Paleoclimatologist is a long word which explains Curt Stager’s authority to speak about the next 100 000 years of life on earth. Most debate over global warming looks only as far ahead as 2100 AD, but what happens after that? As Curt, author of Deep Future: the next 100,000 years of life on Earth, argues, our fossil fuel emissions will interfere with climates for much longer than most of us, scientists included, yet realise. What will life in that shockingly deep future be like?

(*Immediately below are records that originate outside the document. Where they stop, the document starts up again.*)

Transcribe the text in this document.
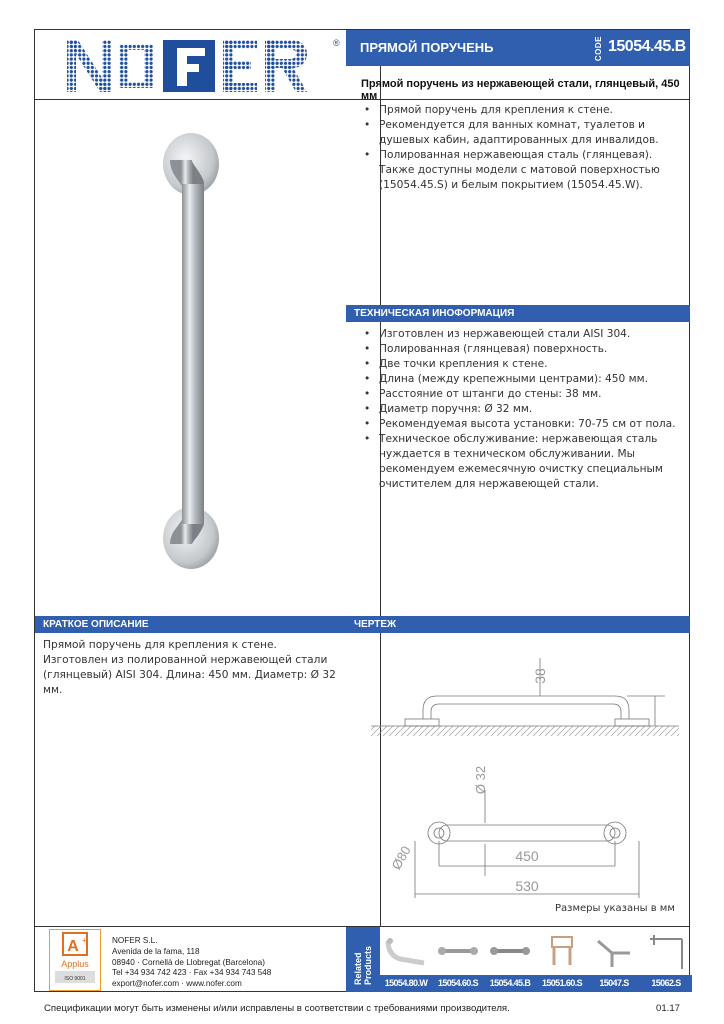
® ПРЯМОЙ ПОРУЧЕНЬ	CODE 15054.45.B
Прямой поручень из нержавеющей стали, глянцевый, 450 мм
• Прямой поручень для крепления к стене.
• Рекомендуется для ванных комнат, туалетов и душевых кабин, адаптированных для инвалидов.
• Полированная нержавеющая сталь (глянцевая). Также доступны модели с матовой поверхностью (15054.45.S) и белым покрытием (15054.45.W).
ТЕХНИЧЕСКАЯ ИНОФОРМАЦИЯ
• Изготовлен из нержавеющей стали AISI 304.
• Полированная (глянцевая) поверхность.
• Две точки крепления к стене.
• Длина (между крепежными центрами): 450 мм.
• Расстояние от штанги до стены: 38 мм.
• Диаметр поручня: Ø 32 мм.
• Рекомендуемая высота установки: 70-75 см от пола.
• Техническое обслуживание: нержавеющая сталь нуждается в техническом обслуживании. Мы рекомендуем ежемесячную очистку специальным очистителем для нержавеющей стали.
КРАТКОЕ ОПИСАНИЕ
Прямой поручень для крепления к стене. Изготовлен из полированной нержавеющей стали (глянцевый) AISI 304. Длина: 450 мм. Диаметр: Ø 32 мм.
ЧЕРТЕЖ
38
Ø 32
Ø80	450
530
Размеры указаны в мм
A +
Applus
ISO 9001
NOFER S.L.
Avenida de la fama, 118
08940 · Cornellà de Llobregat (Barcelona)
Tel +34 934 742 423 · Fax +34 934 743 548
export@nofer.com · www.nofer.com	Related
Products	15054.80.W	15054.60.S	15054.45.B	15051.60.S	15047.S	15062.S
Спецификации могут быть изменены и/или исправлены в соответствии с требованиями производителя.	01.17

This session is presented in proud partnership with Health Workforce Australia.
Curt Stager
Curt Stager is an ecologist, paleoclimatologist, and science journalist who has written extensively for general audiences in periodicals such as National Geographic and Adirondack Life. In this age of specialisation, Stager’s background in the natural sciences stands out for its depth and breadth. He has taught marine ecology in the Caribbean, North Carolina, and Maine, and taught geology, biology, and evolution in upstate New York and paleolimnology in Tanzania. A world authority on the ecological history of Africa and its lakes, he has also investigated El Niño in Peru, human impacts on lakes in Sweden, exploding lakes in Cameroon, bat pollination of flowers on the South Pacific islands of Melanesia, and modern climate change in the northeastern U.S.
Curt is currently a teacher at Paul Smith’s College in the Adirondack Mountains of upstate New York, and holds a research associate post at the University of Maine’s Climate Change Institute, where he continues to investigate the long-term history of climate in Africa, South America, the polar regions, and the northeastern United States.